Heute möchte ich euch einen Zeitzeugen vorstellen, der lauter „Siebziger!“ ruft als eine Lavalampe auf einem Flokati-Teppich. Es geht um die kleine, freche Schwester von Bulova: Eine Caravelle Automatic mit einem Zifferblatt, in dem man versinken möchte.
Caravelle wurde von Bulova als Einstiegsmarke positioniert, um zuverlässige Uhren für den Alltag zu bieten. Was damals als „Gebrauchsuhr“ galt, ist heute ein wunderbares Stück Designgeschichte mit Ecken, Kanten und ganz viel Charakter.






Das Gehäuse: Kantig, massiv, präsent
Das Gehäuse ist ein typischer Vertreter der „Funky 70s“. Wir haben hier keine klassische runde Form, sondern eine Kissenform (Cushion Case) mit breiten Flanken.
- Material: Wie auf dem Bodendeckel ehrlich vermerkt („Base Metal Bezel“), handelt es sich um ein verchromtes Gehäuse mit einem Boden aus Edelstahl. Die Fotos zeigen, dass die Uhr gelebt hat: An den Kanten schimmert stellenweise das Messing durch („Brassing“), und die Flanken erzählen von vergangenen Tagen. Aber genau das macht für mich den Reiz einer solchen Vintage-Uhr aus – sie ist authentisch.
- Das Glas: Ein Highlight ist das extrem hoch gewölbte Plexiglas. Es ragt weit über das Gehäuse hinaus und sorgt für diese warmen Verzerrungen am Rand, die wir an Vintage-Uhren so lieben. Es verleiht der Uhr eine enorme optische Tiefe.
Das Zifferblatt: Ein Traum in Blau
Das absolute Highlight dieser Uhr ist das Gesicht.
- Die Farbe: Ein sattes, tiefes Matt-Blau, das je nach Lichteinfall fast ins Elektrische geht.
- Das Layout: Um das Blau herum verläuft ein weißer Minuterie-Ring, der dem Ganzen einen sportlichen „Rallye“-Look verleiht. Die Indizes sind massiv, aufgesetzt und blockartig – passend zum Gehäuse.

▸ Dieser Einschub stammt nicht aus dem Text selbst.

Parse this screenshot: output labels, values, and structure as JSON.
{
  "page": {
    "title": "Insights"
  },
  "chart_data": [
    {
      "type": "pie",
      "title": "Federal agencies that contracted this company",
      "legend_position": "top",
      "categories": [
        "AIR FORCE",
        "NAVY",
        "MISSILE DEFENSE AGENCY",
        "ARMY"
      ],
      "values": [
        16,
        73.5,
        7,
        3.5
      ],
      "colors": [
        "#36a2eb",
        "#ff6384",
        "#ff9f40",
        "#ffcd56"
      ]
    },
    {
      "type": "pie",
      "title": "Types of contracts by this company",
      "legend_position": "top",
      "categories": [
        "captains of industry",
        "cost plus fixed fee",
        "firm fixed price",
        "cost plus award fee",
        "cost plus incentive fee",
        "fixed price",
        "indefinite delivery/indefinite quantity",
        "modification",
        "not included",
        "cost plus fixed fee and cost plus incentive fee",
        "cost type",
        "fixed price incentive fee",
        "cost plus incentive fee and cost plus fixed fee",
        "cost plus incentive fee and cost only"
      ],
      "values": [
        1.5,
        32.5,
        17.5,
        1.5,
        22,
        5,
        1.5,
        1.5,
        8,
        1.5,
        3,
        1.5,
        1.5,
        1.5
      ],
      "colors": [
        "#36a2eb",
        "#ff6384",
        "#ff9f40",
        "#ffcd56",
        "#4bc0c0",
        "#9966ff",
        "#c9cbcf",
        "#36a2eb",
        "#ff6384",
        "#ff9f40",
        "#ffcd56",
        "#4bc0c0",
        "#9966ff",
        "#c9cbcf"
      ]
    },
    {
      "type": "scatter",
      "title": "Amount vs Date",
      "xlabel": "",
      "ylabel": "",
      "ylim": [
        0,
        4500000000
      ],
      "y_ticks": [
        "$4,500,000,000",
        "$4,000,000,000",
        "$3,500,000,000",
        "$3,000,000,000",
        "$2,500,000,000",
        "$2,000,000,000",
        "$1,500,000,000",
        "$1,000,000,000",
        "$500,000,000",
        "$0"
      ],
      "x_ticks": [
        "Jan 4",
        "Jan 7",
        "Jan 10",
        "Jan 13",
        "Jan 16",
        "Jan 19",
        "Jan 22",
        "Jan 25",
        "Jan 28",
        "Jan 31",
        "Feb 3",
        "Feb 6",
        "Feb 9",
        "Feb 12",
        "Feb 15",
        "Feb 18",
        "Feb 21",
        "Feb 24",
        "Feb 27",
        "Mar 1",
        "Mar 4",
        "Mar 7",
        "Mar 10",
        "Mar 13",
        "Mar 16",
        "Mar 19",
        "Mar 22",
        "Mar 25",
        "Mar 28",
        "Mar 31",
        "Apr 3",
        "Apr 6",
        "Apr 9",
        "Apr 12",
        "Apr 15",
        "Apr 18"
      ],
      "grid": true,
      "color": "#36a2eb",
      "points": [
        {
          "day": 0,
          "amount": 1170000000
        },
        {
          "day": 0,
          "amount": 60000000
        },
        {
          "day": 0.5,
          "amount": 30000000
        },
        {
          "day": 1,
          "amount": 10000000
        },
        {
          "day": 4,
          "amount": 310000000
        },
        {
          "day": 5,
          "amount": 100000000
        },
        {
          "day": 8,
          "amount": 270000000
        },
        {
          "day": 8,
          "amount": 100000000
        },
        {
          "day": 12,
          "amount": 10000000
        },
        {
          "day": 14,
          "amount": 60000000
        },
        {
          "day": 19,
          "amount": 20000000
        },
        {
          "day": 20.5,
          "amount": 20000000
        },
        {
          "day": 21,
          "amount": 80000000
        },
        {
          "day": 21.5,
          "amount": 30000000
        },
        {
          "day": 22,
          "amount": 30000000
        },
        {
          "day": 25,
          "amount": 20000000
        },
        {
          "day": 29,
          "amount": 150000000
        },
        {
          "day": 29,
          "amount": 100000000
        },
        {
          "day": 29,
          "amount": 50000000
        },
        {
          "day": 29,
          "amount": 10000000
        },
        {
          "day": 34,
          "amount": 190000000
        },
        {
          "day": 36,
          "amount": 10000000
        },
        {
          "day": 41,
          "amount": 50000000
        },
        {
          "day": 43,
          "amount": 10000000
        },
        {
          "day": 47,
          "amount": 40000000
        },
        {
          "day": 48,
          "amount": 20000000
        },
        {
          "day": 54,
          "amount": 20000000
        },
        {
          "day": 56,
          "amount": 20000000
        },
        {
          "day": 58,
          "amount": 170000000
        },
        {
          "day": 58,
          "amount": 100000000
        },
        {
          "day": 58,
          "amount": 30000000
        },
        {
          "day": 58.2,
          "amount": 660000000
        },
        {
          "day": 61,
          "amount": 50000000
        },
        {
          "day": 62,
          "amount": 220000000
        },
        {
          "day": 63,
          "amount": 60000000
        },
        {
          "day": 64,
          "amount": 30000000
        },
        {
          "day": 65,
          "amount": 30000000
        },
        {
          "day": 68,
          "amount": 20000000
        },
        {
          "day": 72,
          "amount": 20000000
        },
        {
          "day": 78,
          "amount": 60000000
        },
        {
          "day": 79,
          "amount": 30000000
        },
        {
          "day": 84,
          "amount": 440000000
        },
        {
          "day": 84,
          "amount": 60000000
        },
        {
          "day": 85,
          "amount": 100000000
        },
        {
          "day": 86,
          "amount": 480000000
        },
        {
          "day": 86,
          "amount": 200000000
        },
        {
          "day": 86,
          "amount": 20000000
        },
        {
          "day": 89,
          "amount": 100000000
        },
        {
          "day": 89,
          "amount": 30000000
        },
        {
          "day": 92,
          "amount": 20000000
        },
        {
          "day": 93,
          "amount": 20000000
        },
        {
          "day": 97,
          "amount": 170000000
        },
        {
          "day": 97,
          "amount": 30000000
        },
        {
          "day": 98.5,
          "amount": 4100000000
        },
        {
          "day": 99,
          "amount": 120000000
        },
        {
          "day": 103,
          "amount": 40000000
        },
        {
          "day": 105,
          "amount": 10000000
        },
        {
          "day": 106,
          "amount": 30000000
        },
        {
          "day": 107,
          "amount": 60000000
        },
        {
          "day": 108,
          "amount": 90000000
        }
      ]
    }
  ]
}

- Die Zeiger: Besonders charmant finde ich den Sekundenzeiger. Er ist in einem hellen Hellblau (Babyblau) lackiert, was einen fantastischen Kontrast zum dunklen Zifferblatt bildet. Ein kleines Detail, das zeigt, dass sich die Designer damals wirklich Gedanken gemacht haben.
- Beschriftung: Auf 12 Uhr stolz „CARAVELLE AUTOMATIC“, auf 6 Uhr „17 JEWELS“. Kein Datum, das die Symmetrie stört – puristisches Design.
Das Werk: Zuverlässiger Traktor
Im Inneren tickt ein Automatikwerk mit 17 Steinen. Da Caravelle zu Bulova gehörte, kamen hier oft solide Werke zum Einsatz (häufig japanische Ebauches von Citizen/Miyota oder Schweizer Werke von AS, die für Caravelle gelabelt wurden). Diese Werke gelten als die „Traktoren“ der Uhrenwelt: Vielleicht nicht die hübschesten, aber sie laufen und laufen und lassen sich auch heute noch gut warten. Die Uhr läuft sofort an, wenn man sie schüttelt – „Shake and go!“
Das Band: Stahl im Falt-Design
Montiert ist ein passendes Edelstahlband mit gefalteten Gliedern.
- Optik: Es greift die mattierte (gebürstete) Oberfläche der Gehäuseoberseite perfekt auf.
- Tragegefühl: Diese alten Faltbänder sind oft klapprig („Rattle-Bracelets“), aber genau deswegen tragen sie sich so lässig und leicht. Es ist ein integrierter Look, der die Uhr am Handgelenk wie aus einem Guss wirken lässt. Die Schließe ist einfach, aber funktional.
Fazit am Handgelenk
Die Caravelle ist ein Statement. Sie ist nicht elegant im Sinne einer flachen Dresswatch, sie ist „funky“. Am Arm wirkt sie durch die breite Gehäuseform größer, als die reinen Maße vermuten lassen. Das Blau des Zifferblatts zieht die Blicke auf sich, besonders in der Sonne unter dem gewölbten Plexi.
Sie ist der Beweis, dass man keine vierstelligen Summen ausgeben muss, um eine Uhr mit Geschichte und einem eigenständigen, coolen Design zu tragen. Eine ehrliche Uhr, die ihre Narben mit Stolz trägt.